After her husband's death, Herzog continued to be active in Israeli politics as an unofficial ambassador and in international Jewish women's organizations. In 1954, she travelled to Montreal in her role as President of the World's Mizrachi Women's Organization. She often hosted the wives of rabbis and other dignitaries, including during the first World Conference of Ashkenazi and Sephardic Congregations in 1968.

In 1977, Herzog was the founding president of Jewish women's Zionist organization World Emunah.

== Honours, decorations, awards and distinctions ==
An educational center in Bnei Brak for religious Jewish women is named Neve Sarah Herzog in her honour.

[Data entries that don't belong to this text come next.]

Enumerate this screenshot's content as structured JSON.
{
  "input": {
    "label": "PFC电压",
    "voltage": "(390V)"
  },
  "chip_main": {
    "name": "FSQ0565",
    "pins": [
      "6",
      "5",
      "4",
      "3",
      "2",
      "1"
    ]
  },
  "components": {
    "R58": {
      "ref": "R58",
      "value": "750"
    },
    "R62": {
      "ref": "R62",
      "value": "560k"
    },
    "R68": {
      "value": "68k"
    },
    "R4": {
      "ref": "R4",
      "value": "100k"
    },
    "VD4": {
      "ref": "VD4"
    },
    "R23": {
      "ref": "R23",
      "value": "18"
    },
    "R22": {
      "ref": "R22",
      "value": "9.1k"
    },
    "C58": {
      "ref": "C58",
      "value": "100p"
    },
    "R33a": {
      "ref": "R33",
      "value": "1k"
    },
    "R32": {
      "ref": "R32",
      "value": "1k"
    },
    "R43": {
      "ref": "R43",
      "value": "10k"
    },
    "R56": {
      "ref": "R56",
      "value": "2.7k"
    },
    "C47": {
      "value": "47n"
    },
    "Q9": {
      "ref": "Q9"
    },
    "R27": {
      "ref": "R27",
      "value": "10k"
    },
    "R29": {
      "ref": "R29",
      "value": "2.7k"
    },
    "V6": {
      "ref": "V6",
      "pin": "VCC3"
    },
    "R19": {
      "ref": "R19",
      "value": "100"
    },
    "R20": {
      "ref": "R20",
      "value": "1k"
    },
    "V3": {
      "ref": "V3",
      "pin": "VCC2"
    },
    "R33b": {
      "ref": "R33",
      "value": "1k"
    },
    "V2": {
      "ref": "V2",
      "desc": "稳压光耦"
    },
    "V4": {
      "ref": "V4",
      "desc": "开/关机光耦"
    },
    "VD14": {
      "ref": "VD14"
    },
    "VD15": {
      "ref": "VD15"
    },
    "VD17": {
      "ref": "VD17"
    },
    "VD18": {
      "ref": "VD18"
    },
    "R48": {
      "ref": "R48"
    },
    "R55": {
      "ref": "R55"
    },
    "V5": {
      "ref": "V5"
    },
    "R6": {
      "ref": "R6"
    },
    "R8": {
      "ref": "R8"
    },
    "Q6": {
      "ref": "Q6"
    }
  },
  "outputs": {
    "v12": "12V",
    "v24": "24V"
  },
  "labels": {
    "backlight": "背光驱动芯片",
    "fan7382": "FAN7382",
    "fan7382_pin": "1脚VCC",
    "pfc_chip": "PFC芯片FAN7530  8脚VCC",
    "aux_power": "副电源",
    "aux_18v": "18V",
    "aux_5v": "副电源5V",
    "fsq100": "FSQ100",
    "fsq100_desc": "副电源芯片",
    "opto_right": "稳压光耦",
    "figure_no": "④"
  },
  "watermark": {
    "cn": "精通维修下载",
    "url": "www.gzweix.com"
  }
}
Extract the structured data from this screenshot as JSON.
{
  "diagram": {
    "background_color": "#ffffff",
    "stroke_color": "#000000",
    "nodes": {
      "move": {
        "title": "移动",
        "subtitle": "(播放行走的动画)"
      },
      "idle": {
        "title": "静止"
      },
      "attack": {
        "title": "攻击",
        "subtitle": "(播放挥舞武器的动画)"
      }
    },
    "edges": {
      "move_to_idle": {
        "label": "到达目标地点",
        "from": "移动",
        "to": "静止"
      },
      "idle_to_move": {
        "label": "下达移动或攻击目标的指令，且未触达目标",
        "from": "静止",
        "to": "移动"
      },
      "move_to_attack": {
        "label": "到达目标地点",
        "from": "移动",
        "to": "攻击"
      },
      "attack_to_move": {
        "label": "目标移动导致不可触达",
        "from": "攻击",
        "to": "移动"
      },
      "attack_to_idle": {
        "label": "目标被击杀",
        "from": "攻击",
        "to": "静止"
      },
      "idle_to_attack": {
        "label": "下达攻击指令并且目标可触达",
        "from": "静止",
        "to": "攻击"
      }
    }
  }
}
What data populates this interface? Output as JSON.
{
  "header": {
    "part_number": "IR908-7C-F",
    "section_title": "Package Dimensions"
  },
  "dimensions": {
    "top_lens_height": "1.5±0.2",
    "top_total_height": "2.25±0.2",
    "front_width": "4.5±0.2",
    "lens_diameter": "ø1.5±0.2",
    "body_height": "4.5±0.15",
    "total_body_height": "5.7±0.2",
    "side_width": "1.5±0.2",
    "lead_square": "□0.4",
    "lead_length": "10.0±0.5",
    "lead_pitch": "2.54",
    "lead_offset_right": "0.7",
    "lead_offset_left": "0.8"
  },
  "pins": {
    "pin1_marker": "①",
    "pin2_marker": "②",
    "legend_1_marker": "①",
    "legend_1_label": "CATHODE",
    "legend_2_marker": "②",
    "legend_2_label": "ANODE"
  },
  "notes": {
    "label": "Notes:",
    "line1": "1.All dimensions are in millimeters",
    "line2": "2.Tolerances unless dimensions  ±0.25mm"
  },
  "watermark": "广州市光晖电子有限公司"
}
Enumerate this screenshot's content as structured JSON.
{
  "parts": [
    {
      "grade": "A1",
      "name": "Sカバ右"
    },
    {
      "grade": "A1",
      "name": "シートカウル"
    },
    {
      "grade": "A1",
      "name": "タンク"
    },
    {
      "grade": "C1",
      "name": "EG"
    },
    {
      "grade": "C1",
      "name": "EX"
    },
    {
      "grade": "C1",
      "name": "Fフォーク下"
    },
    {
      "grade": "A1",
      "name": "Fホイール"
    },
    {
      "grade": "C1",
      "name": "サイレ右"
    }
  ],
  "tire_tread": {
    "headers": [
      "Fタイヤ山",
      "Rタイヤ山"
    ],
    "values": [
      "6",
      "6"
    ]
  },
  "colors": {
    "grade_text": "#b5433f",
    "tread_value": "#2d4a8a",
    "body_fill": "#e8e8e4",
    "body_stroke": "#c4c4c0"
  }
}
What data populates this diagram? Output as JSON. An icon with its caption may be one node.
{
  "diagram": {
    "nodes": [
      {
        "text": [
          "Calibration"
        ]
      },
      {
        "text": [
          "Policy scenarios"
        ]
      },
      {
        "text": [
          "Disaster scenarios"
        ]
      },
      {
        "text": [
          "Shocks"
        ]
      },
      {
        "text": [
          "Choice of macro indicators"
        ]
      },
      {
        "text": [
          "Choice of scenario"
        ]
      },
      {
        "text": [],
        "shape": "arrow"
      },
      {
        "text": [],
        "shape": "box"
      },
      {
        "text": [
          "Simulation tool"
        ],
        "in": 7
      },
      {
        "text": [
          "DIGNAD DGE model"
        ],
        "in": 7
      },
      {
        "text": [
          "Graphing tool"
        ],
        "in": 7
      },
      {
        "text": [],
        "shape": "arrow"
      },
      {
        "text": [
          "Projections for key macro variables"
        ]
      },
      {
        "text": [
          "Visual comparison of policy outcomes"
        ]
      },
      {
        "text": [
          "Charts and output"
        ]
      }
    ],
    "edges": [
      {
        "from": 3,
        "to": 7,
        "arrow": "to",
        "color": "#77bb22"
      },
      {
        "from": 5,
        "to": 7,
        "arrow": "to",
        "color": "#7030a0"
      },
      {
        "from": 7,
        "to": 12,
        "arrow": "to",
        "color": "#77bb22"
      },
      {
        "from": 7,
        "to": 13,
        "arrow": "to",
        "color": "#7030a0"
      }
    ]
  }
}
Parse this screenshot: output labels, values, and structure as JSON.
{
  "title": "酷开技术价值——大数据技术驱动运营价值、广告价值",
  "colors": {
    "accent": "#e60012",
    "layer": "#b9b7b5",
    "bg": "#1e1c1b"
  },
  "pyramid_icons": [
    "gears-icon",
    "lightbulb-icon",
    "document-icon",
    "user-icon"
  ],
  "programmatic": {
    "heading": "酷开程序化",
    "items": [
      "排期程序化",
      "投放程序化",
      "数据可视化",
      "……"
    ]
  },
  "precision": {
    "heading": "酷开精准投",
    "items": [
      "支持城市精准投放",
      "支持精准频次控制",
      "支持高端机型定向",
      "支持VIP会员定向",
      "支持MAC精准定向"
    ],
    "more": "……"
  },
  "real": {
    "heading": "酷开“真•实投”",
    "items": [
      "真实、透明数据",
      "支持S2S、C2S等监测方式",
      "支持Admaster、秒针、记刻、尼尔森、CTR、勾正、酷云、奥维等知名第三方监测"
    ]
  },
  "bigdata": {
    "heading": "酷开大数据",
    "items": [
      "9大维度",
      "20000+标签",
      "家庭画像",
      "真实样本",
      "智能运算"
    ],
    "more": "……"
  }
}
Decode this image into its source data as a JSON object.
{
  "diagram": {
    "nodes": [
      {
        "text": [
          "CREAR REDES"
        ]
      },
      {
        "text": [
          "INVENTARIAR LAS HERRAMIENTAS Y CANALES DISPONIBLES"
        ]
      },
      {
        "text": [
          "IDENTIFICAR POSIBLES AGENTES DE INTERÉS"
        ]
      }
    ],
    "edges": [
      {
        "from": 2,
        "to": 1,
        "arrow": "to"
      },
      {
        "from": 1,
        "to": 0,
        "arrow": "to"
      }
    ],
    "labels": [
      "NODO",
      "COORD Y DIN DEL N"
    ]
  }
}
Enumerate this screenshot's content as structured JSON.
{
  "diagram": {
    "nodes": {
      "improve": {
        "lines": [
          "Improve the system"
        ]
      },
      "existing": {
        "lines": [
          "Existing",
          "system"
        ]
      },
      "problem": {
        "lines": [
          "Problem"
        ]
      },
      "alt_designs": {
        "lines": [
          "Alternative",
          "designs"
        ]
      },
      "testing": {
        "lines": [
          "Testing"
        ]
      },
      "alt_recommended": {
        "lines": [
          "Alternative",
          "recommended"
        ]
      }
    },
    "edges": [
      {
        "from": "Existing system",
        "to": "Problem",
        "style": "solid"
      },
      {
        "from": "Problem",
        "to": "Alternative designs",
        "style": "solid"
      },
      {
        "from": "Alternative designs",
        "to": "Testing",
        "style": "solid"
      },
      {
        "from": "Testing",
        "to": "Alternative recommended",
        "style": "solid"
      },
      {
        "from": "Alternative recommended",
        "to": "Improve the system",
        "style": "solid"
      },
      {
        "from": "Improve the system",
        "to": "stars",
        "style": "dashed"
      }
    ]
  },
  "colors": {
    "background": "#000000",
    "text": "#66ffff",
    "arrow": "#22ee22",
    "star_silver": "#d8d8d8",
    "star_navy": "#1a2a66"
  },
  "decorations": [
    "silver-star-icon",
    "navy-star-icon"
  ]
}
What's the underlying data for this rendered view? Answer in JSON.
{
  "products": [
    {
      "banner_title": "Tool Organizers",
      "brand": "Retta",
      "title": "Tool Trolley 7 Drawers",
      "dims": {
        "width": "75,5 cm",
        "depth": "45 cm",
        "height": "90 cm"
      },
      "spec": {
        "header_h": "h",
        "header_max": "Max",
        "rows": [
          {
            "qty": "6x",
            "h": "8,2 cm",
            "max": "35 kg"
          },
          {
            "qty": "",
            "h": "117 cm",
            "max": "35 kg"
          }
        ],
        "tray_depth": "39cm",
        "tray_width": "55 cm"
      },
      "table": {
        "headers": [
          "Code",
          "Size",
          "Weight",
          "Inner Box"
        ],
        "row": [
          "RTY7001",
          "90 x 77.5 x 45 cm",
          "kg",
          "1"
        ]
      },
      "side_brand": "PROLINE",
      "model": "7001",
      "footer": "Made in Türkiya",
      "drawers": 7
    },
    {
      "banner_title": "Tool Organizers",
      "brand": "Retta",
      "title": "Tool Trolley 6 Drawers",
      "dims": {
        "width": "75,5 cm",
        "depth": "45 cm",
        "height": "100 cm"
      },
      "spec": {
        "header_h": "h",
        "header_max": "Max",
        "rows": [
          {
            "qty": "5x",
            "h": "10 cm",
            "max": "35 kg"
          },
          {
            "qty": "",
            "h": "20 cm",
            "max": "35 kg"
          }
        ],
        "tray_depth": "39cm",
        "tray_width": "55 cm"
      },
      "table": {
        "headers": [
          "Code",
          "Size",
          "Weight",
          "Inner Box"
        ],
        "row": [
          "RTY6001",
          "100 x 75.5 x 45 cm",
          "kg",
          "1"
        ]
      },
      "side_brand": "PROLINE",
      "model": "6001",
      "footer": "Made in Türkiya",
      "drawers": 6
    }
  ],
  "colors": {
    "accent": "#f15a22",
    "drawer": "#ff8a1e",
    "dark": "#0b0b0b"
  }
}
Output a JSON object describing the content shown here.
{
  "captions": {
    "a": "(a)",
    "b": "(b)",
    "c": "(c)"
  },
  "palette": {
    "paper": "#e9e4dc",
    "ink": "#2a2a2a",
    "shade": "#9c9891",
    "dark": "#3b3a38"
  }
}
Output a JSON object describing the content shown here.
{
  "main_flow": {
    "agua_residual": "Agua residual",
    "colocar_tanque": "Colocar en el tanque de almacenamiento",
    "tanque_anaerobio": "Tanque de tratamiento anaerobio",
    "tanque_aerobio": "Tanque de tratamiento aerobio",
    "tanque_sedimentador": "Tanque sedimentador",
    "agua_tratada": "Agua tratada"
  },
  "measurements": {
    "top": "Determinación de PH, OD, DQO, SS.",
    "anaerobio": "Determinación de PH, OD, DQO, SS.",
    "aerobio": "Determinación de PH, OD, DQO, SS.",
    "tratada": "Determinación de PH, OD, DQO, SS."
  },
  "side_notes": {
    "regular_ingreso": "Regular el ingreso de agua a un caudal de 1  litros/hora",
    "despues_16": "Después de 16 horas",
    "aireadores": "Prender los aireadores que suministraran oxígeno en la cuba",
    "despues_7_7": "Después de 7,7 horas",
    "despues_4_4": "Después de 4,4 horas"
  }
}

The Sarah Herzog Children's Home in Afula is a residential centre built in 1943 for children orphaned by the Holocaust is also named after her.

In the 1980s, the Jerusalem hospital Ezrath Nashim was renamed Herzog Hospital after her, who was its volunteer president for forty years.

Chapters of the Emunah Organization honour recipients with the "Rabbinit Sarah Herzog Award."